¿Culpa o responsabilidad?

— Mi ex fue la culpable de todos mi males — . Me repetía una y otra vez. — Tiene que pagar por ello. El mundo tiene que saber que anda suelta — .

¡Vale!. Estuve meses con ese rollo y aunque en efecto, ella tuviese la culpa de haber mentido y engañado, la responsabilidad de salir adelante era sólo mía.

La culpa hoy en día juega un doble rol, y a menudo se confunde con responsabilidad. Usamos la culpa como arma arrojadiza, como evasión a nuestra propia responsabilidad.

Durante la depresión, empecé a hacer una tabla con diferentes tareas o cosas que pasaron. Esta tenía, desde tener la casa limpia, a tener buena comunicación en pareja, o solucionar problemas, médicos, o amistades.

Fui uno por uno pensando de quién era la culpa y de quién la responsabilidad. -El escribirlo me ayudaba para escapar el bucle del odio hacia ella.-

Como la mayoría de los problemas fueron sus mentiras, ella asumía responsabilidad cada vez que hablábamos . Cuando dijo de cumplir las normas de convivencia, asumió la responsabilidad de cumplirlas. Cuando dijo que estaba enferma, asumió la responsabilidad de ir al médico.

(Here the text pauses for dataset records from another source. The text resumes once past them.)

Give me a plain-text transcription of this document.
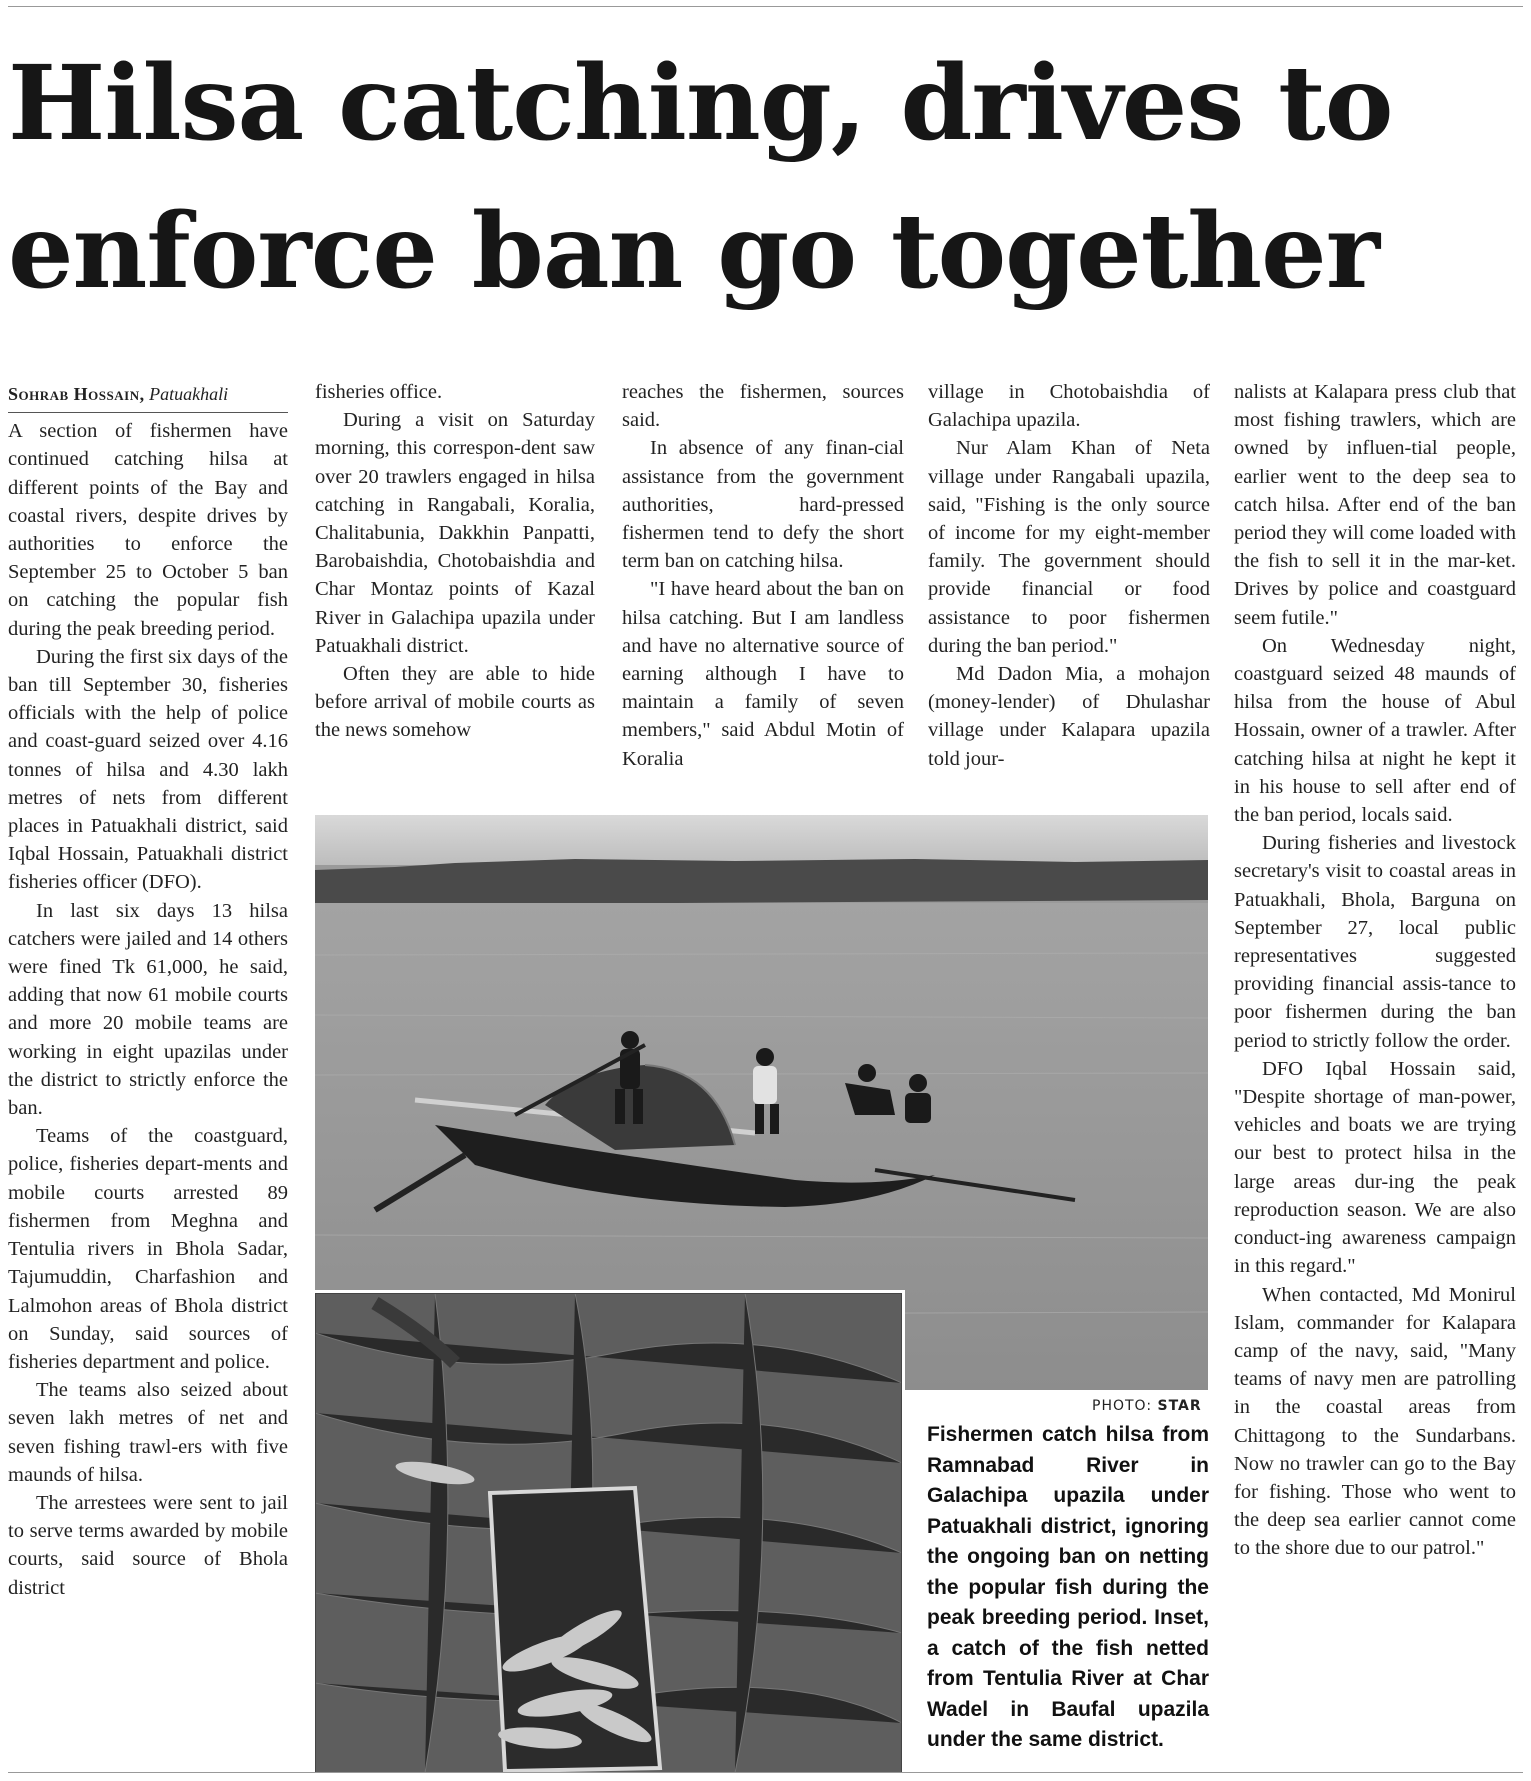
Hilsa catching, drives to enforce ban go together
Sohrab Hossain, Patuakhali

A section of fishermen have continued catching hilsa at different points of the Bay and coastal rivers, despite drives by authorities to enforce the September 25 to October 5 ban on catching the popular fish during the peak breeding period.

During the first six days of the ban till September 30, fisheries officials with the help of police and coast-guard seized over 4.16 tonnes of hilsa and 4.30 lakh metres of nets from different places in Patuakhali district, said Iqbal Hossain, Patuakhali district fisheries officer (DFO).

In last six days 13 hilsa catchers were jailed and 14 others were fined Tk 61,000, he said, adding that now 61 mobile courts and more 20 mobile teams are working in eight upazilas under the district to strictly enforce the ban.

Teams of the coastguard, police, fisheries depart-ments and mobile courts arrested 89 fishermen from Meghna and Tentulia rivers in Bhola Sadar, Tajumuddin, Charfashion and Lalmohon areas of Bhola district on Sunday, said sources of fisheries department and police.

The teams also seized about seven lakh metres of net and seven fishing trawl-ers with five maunds of hilsa.

The arrestees were sent to jail to serve terms awarded by mobile courts, said source of Bhola district

fisheries office.

During a visit on Saturday morning, this correspon-dent saw over 20 trawlers engaged in hilsa catching in Rangabali, Koralia, Chalitabunia, Dakkhin Panpatti, Barobaishdia, Chotobaishdia and Char Montaz points of Kazal River in Galachipa upazila under Patuakhali district.

Often they are able to hide before arrival of mobile courts as the news somehow

reaches the fishermen, sources said.

In absence of any finan-cial assistance from the government authorities, hard-pressed fishermen tend to defy the short term ban on catching hilsa.

"I have heard about the ban on hilsa catching. But I am landless and have no alternative source of earning although I have to maintain a family of seven members," said Abdul Motin of Koralia

village in Chotobaishdia of Galachipa upazila.

Nur Alam Khan of Neta village under Rangabali upazila, said, "Fishing is the only source of income for my eight-member family. The government should provide financial or food assistance to poor fishermen during the ban period."

Md Dadon Mia, a mohajon (money-lender) of Dhulashar village under Kalapara upazila told jour-

nalists at Kalapara press club that most fishing trawlers, which are owned by influen-tial people, earlier went to the deep sea to catch hilsa. After end of the ban period they will come loaded with the fish to sell it in the mar-ket. Drives by police and coastguard seem futile."

On Wednesday night, coastguard seized 48 maunds of hilsa from the house of Abul Hossain, owner of a trawler. After catching hilsa at night he kept it in his house to sell after end of the ban period, locals said.

During fisheries and livestock secretary's visit to coastal areas in Patuakhali, Bhola, Barguna on September 27, local public representatives suggested providing financial assis-tance to poor fishermen during the ban period to strictly follow the order.

DFO Iqbal Hossain said, "Despite shortage of man-power, vehicles and boats we are trying our best to protect hilsa in the large areas dur-ing the peak reproduction season. We are also conduct-ing awareness campaign in this regard."

When contacted, Md Monirul Islam, commander for Kalapara camp of the navy, said, "Many teams of navy men are patrolling in the coastal areas from Chittagong to the Sundarbans. Now no trawler can go to the Bay for fishing. Those who went to the deep sea earlier cannot come to the shore due to our patrol."

PHOTO: STAR
Fishermen catch hilsa from Ramnabad River in Galachipa upazila under Patuakhali district, ignoring the ongoing ban on netting the popular fish during the peak breeding period. Inset, a catch of the fish netted from Tentulia River at Char Wadel in Baufal upazila under the same district.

Poco a poco iba apareciendo un patrón. Ella era culpable y responsable de arreglar la situación. Pero nunca lo hizo. Aceptar la responsabilidad y decirme a la cara que yo no le importaba se ve que era más difícil que seguir la mentira.

Pero ella ya no estaba. Ella estaría seguro feliz, con su “confesor” o enamorada de otro pobre inocente. O igual murió. Y yo, como perro fiel, esperando como un gilipollas, a que ella actuase responsable.

Estaba tan enfocado en el odio, que se me olvidó una parte fundamental de la lista: Yo.

Si que era verdad que la culpa de que yo no hablase con los amigos fuese suya. Pero la responsabilidad de arreglar eso, era mía.

Si que era verdad que ella se comprometió a ayudarme en casa, pero la responsabilidad de echarla de casa fue mía.

La culpa de mi depresión era de ella. El que hubiese sido honesta conmigo me hubiese ahorrado mucho sufrimiento. Pero el aprender a vivir, a ser feliz de nuevo, era única y exclusivamente mi responsabilidad. Estaba bien que tuviese odio, pero yo estaba en un hoyo y yo era el único responsable de salir de el. Era culpa de mi ex que no tuviese ahorros, pero era mi responsabilidad ver como seguir adelante.

El único responsable de mi supervivencia, así como de mi felicidad soy yo mismo. Da igual que mierda me caiga encima y menos de quien sea la culpa. Primero asumo mi responsabilidad de arreglar lo que sea y luego, si merece la pena prevenir que vuelva a pasar, analizar las causas, o lo que hoy llamamos la culpa.